Cotton Degradation in Textile

1. Materials
   • 500 mM Sodium citrate pH 4.8 (Cheng Yi Chemical)
   • Sterile water
   • Cellulase from Trichoderma reesei (Sigma Aldrich, C2730)
   • Dry bath or water bath
   • 50 mL centrifuge tubes


2. Procedure
   1. Prepare cellulase reaction mixture.

      Reagents	Volume (mL)
      500 mM Sodium citrate pH 4.8	2
      Cellulase (>700 unit/g)	0.8
      Sterile water	17.2
      Total	20

   2. Add 20 mL cellulase reaction mixture into each 50mL microtube.
   3. Cut each composition type of PET-cotton blend textile into 5 pieces of 5 cm × 2.5 cm.
   4. Cut each of the 5 pieces into smaller pieces, approximately 0.5 cm × 0.1 cm.
   5. Measure the mass of the five pieces of textile for each composition type of blend textile.
   6. Add each textile type into a microtube and label accordingly.
   7. Incubate at 50 °C for 72–96 hours.
   8. Preserve the cellulase reaction mixture at −20 °C for the DNS assay.

DNS Assay

Prepare DNS Reagent

1. Materials
   • 15 mL centrifuge tubes
   • 3,5-Dinitrosalicylic acid (DNS) (Kadin tech)
   • Potassium sodium tartrate (Duksan Pure Chemicals)
   • 2M NaOH
   • 10 mg/mL Sodium metabisulfite: freshly prepared (Duksan Pure Chemicals)
   • Deionized water


2. Procedure
   1. Prepare fresh sodium metabisulfite: 0.1 g sodium metabisulfite in 10 mL water.
   2. Add 3 g potassium sodium tartrate and 0.1 g DNS to the tube.
   3. Add deionized water to 6 mL and vortex.
   4. Add 1.25 mL 2M NaOH and vortex.
   5. Add 380 µL 10 mg/mL sodium metabisulfite.
   6. Vortex until all powder is dissolved in the mixture.
   7. Add deionized water until the final volume is 10 mL.
   8. Avoid light and store at room temperature.

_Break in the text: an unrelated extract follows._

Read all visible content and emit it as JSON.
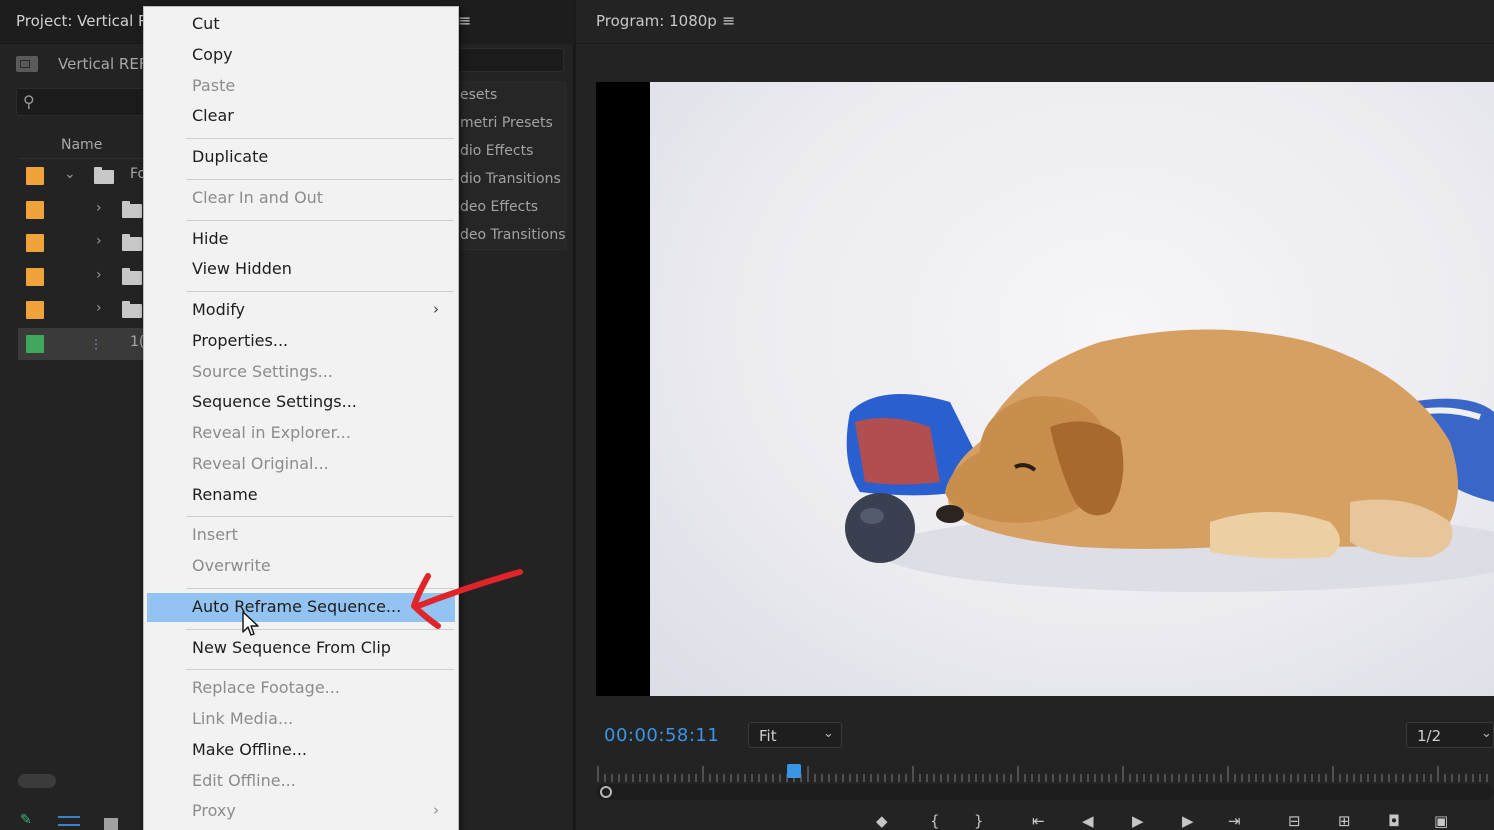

This reagent can be stored for 6 months.

DNS Assay

1. Materials
   • DNS reagent
   • D-Glucose standard stock (1 mg/mL) (LGC Labor GmbH)
   • Sterile water
   • 8-strip PCR tubes
   • PCR plate
   • Sealing film
   • PCR machine
   • Micro Plates 96-Well (Paul Boettger GmbH)
   • FlexA-200 UV-Vis ELISA Reader (Clubio)


2. Procedure
   1. Prepare glucose standard with 0, 0.2, 0.4, 0.6, 0.8, 1.0 mg/mL and load 25 μL to the PCR plate.
   2. Dilute the sample to 1/10 of the original concentration.
   3. Transfer 25 μL of the diluted sample to the PCR plate.
   4. Add 25 μL DNS reagent to the diluted sample and standard.
   5. Seal with film.
   6. Use a PCR machine to incubate the reaction at 100 °C for 5 min.
   7. Add 50 μL sterile water to each well.
   8. Transfer reaction to the 96-well plate.
   9. Measure OD₅₄₀ with an ELISA reader.

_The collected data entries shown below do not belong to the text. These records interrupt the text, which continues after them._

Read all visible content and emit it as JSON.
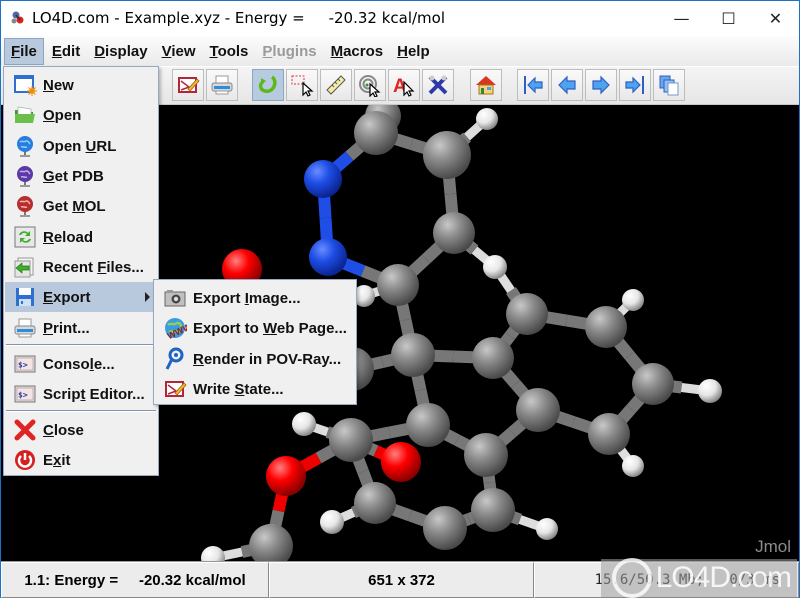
{
  "window": {
    "title": "LO4D.com - Example.xyz - Energy =     -20.32 kcal/mol",
    "controls": {
      "minimize": "—",
      "maximize": "☐",
      "close": "✕"
    }
  },
  "menubar": {
    "items": [
      {
        "label": "File",
        "mnemonic": "F",
        "state": "active"
      },
      {
        "label": "Edit",
        "mnemonic": "E",
        "state": "normal"
      },
      {
        "label": "Display",
        "mnemonic": "D",
        "state": "normal"
      },
      {
        "label": "View",
        "mnemonic": "V",
        "state": "normal"
      },
      {
        "label": "Tools",
        "mnemonic": "T",
        "state": "normal"
      },
      {
        "label": "Plugins",
        "mnemonic": "P",
        "state": "disabled"
      },
      {
        "label": "Macros",
        "mnemonic": "M",
        "state": "normal"
      },
      {
        "label": "Help",
        "mnemonic": "H",
        "state": "normal"
      }
    ]
  },
  "toolbar": {
    "buttons": [
      {
        "icon": "script-editor-icon"
      },
      {
        "icon": "print-icon"
      },
      {
        "icon": "rotate-icon",
        "pressed": true
      },
      {
        "icon": "select-icon"
      },
      {
        "icon": "measure-icon"
      },
      {
        "icon": "spin-pick-icon"
      },
      {
        "icon": "label-pick-icon"
      },
      {
        "icon": "atom-pick-icon"
      },
      {
        "icon": "home-icon"
      },
      {
        "icon": "first-frame-icon"
      },
      {
        "icon": "previous-frame-icon"
      },
      {
        "icon": "next-frame-icon"
      },
      {
        "icon": "last-frame-icon"
      },
      {
        "icon": "all-frames-icon"
      }
    ]
  },
  "file_menu": {
    "items": [
      {
        "label": "New",
        "icon": "new-file-icon"
      },
      {
        "label": "Open",
        "icon": "open-folder-icon"
      },
      {
        "label": "Open URL",
        "icon": "globe-blue-icon"
      },
      {
        "label": "Get PDB",
        "icon": "globe-purple-icon"
      },
      {
        "label": "Get MOL",
        "icon": "globe-red-icon"
      },
      {
        "label": "Reload",
        "icon": "reload-icon"
      },
      {
        "label": "Recent Files...",
        "icon": "recent-files-icon"
      },
      {
        "label": "Export",
        "icon": "save-disk-icon",
        "has_submenu": true,
        "highlighted": true
      },
      {
        "label": "Print...",
        "icon": "print-icon"
      },
      {
        "label": "Console...",
        "icon": "console-icon"
      },
      {
        "label": "Script Editor...",
        "icon": "console-icon"
      },
      {
        "label": "Close",
        "icon": "close-x-icon"
      },
      {
        "label": "Exit",
        "icon": "power-icon"
      }
    ]
  },
  "export_submenu": {
    "items": [
      {
        "label": "Export Image...",
        "icon": "camera-icon"
      },
      {
        "label": "Export to Web Page...",
        "icon": "www-globe-icon"
      },
      {
        "label": "Render in POV-Ray...",
        "icon": "povray-icon"
      },
      {
        "label": "Write State...",
        "icon": "write-state-icon"
      }
    ]
  },
  "viewer": {
    "watermark": "Jmol"
  },
  "statusbar": {
    "energy": "1.1: Energy =     -20.32 kcal/mol",
    "dimensions": "651 x 372",
    "memory": "15.6/50.3 Mb;   0/3 ms"
  },
  "overlay": {
    "watermark_text": "LO4D.com"
  }
}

PET Degradation in Textile

1. Materials
   • Pretreated Textile
     • 100% PET fiber
     • 100% PET textile A
     • 100% PET textile B
     • 35% PET 65% cotton blend textile
     • 45% PET 55% cotton blend textile
     • 65% PET 35% cotton blend textile
   • 1M HEPES Buffer (pH 7.5)
   • 1M CaCl₂
   • Sterile water
   • TfCut2 Proteins
   • PBS Buffer
   • 2 mL microtubes
   • 96-well UV microplate (Basic Life)
   • FlexA-200 UV-Vis ELISA Reader (Clubio)

   


2. Procedure
   1. Put 0.05–0.1 g textile into the 2 mL microtube.
   2. Add 900 μL 1M HEPES (pH 7.5) and 18 μL 1M CaCl₂.
   3. Add TfCut2 enzyme and sterile water. The final concentration should be 27.8 μg/mL.
   4. Seal the microtubes with parafilm.
   5. Incubate in the thermoshaker at 51.8 ℃ and 800 rpm for 48 hours.
   6. Transfer 100 μL reaction buffer to a 96-well UV microplate and analyze OD₂₆₀ in ELISA reader.
   7. Keep the reaction buffer in the −20 ℃ refrigerator for further experiments.

HPLC Sample Preparation

1. Materials
   • Standard stock: 10 mg/mL in DMSO.
   • Standard concentration: 25, 50, 100, 200 µg/mL, diluted in MeOH.
   • Terephthalic acid (TPA): Final product.
   • 4-((2-Hydroxyethoxy)carbonyl)benzoic acid: Intermediate product.
   • Enzyme buffer: 5 µg/mL enzyme, 500 mM HEPES, 10 mM CaCl₂, pH 7.5.


2. Procedure
   1. Transfer 100 μL supernatant to a new microtube. Seal with parafilm and incubate at 95 °C for 10 minutes (enzyme heat inactivation).
   2. Cool down to room temperature and add 100 μL DMSO.
   3. Sonicate for 5 minutes.
   4. Centrifuge at maximum speed (23,444 × g) for 5 minutes.
   5. Transfer 100 μL supernatant to a new microtube.
   6. Add 900 μL MeOH (dilute 1:10).
   7. Load the mixture into a syringe and pass it through a 0.22 µm nylon filter. Collect the flow-through in an HPLC sample vial.